Ah yes, that beep. It is not just any consummately irritating cheap electronic raspberry. The closest acoustic exudate I have quaffed occurred when an acquaintance, ankles caressed by stainless steel stirrups, was told her IUD had to go. The doc grabbed the two trailing polypropylene thread leads and summarily yanked it out. Just before her vocal cords exponentially overloaded and quit... that's the beep. It makes the cat growl.

The plastic watch band has a recycle emblem molded into it. It is Recycle Category #7 - Do Not Recycle. Given the garbage which by law and against all rational endeavor is recycled, it leads one to wonder. It has branded my wrist with its mirror image.
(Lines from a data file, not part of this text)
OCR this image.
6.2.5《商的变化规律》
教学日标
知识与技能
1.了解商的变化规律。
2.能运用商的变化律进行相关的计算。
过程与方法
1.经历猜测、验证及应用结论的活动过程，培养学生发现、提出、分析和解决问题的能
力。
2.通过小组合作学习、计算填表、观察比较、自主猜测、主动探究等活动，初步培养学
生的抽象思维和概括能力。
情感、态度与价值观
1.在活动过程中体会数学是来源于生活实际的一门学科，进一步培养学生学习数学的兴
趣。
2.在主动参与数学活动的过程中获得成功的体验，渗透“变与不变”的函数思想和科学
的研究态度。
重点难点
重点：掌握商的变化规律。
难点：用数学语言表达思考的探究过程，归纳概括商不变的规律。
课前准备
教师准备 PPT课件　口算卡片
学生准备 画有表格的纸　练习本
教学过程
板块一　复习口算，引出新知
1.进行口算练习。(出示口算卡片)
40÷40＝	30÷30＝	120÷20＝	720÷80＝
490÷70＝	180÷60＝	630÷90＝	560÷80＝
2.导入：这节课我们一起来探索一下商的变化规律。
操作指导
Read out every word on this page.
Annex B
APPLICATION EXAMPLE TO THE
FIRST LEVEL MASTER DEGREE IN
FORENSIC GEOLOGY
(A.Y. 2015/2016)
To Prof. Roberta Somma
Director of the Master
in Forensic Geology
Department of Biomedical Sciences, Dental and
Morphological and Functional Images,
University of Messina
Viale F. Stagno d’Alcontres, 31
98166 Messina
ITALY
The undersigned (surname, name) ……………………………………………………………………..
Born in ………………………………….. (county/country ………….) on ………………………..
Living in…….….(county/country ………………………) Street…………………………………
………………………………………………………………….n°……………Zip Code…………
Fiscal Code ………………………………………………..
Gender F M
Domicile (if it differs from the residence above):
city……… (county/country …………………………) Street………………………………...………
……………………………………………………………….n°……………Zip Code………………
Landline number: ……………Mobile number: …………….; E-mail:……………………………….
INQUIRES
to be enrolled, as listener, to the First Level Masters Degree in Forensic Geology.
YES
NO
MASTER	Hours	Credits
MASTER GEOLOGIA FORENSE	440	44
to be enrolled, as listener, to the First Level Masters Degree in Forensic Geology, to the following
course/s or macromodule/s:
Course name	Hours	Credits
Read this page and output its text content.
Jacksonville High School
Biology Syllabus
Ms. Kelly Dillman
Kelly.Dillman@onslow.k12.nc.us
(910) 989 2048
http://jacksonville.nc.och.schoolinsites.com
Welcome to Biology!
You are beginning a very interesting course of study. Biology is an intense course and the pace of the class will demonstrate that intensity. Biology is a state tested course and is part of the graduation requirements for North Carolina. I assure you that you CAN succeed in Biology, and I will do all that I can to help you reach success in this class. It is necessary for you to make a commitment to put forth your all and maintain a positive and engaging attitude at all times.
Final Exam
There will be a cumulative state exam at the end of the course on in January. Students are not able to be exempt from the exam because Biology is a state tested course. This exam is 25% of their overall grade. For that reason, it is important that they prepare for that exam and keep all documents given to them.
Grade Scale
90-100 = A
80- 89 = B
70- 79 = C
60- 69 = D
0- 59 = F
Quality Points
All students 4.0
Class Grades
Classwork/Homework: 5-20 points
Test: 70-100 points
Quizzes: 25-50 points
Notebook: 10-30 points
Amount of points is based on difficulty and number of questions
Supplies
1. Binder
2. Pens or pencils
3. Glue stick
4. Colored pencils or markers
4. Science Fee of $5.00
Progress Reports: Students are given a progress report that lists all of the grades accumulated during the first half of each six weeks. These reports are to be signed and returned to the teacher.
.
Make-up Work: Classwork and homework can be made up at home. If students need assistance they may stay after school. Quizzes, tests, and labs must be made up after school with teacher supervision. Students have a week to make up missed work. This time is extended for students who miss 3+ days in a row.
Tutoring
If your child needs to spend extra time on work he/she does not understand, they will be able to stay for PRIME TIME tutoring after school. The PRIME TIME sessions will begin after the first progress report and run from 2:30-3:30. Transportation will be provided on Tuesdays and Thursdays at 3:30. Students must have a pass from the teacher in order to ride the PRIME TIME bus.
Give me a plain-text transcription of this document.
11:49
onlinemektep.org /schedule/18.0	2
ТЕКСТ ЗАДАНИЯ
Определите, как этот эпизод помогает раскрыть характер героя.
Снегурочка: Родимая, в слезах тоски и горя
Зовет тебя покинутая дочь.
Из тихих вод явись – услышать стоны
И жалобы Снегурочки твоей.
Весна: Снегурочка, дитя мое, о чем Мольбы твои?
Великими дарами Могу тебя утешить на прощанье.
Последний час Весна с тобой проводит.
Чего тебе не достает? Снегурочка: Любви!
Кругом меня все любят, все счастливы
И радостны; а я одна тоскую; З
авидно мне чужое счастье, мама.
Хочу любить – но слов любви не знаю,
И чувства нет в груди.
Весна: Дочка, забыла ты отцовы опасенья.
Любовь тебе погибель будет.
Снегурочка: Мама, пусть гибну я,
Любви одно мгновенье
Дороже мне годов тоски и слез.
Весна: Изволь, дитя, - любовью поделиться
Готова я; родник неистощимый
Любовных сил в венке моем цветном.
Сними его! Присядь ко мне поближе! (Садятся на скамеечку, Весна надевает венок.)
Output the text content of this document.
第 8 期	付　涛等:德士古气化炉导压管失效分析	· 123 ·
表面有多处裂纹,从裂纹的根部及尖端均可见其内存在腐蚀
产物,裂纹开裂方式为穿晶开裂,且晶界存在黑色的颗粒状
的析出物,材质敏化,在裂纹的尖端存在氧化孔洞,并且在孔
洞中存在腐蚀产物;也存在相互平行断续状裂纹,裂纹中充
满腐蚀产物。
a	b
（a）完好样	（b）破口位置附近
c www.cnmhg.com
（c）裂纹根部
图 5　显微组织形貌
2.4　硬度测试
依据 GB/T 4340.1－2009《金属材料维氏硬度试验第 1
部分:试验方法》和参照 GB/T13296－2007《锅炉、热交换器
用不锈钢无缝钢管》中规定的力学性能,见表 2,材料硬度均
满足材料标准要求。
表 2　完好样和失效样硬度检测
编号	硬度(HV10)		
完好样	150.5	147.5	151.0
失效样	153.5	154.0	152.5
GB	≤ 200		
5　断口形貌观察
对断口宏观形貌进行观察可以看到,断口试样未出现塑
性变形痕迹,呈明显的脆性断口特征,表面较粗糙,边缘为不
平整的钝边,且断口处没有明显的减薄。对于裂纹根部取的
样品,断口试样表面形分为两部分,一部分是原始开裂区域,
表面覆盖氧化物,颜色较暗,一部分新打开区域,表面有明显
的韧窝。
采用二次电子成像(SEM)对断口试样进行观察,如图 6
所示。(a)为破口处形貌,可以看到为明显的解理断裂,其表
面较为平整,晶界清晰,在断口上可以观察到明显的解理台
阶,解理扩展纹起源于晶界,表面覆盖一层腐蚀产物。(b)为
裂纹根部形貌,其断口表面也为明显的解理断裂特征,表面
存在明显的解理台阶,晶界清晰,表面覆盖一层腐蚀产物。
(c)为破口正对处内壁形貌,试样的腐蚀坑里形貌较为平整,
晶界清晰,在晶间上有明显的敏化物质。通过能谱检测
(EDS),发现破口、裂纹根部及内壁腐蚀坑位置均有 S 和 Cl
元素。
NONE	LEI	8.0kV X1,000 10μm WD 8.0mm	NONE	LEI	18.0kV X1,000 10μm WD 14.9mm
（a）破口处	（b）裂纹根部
No problem, as I did not sign the DMV organ donor card.

My previous plastic fantastic electronic chronometric doodad was a Timex. True to its slogan, it was partially melted in a lab mishap and kept on ticking, maintaining the same sloppy correlation to the passing moments as it did before the incident. Garbage acquires value merely by accumulating age. I now have two watches relentlessly accumulating time. I doubt there is enough time remaining to age either one of them into value.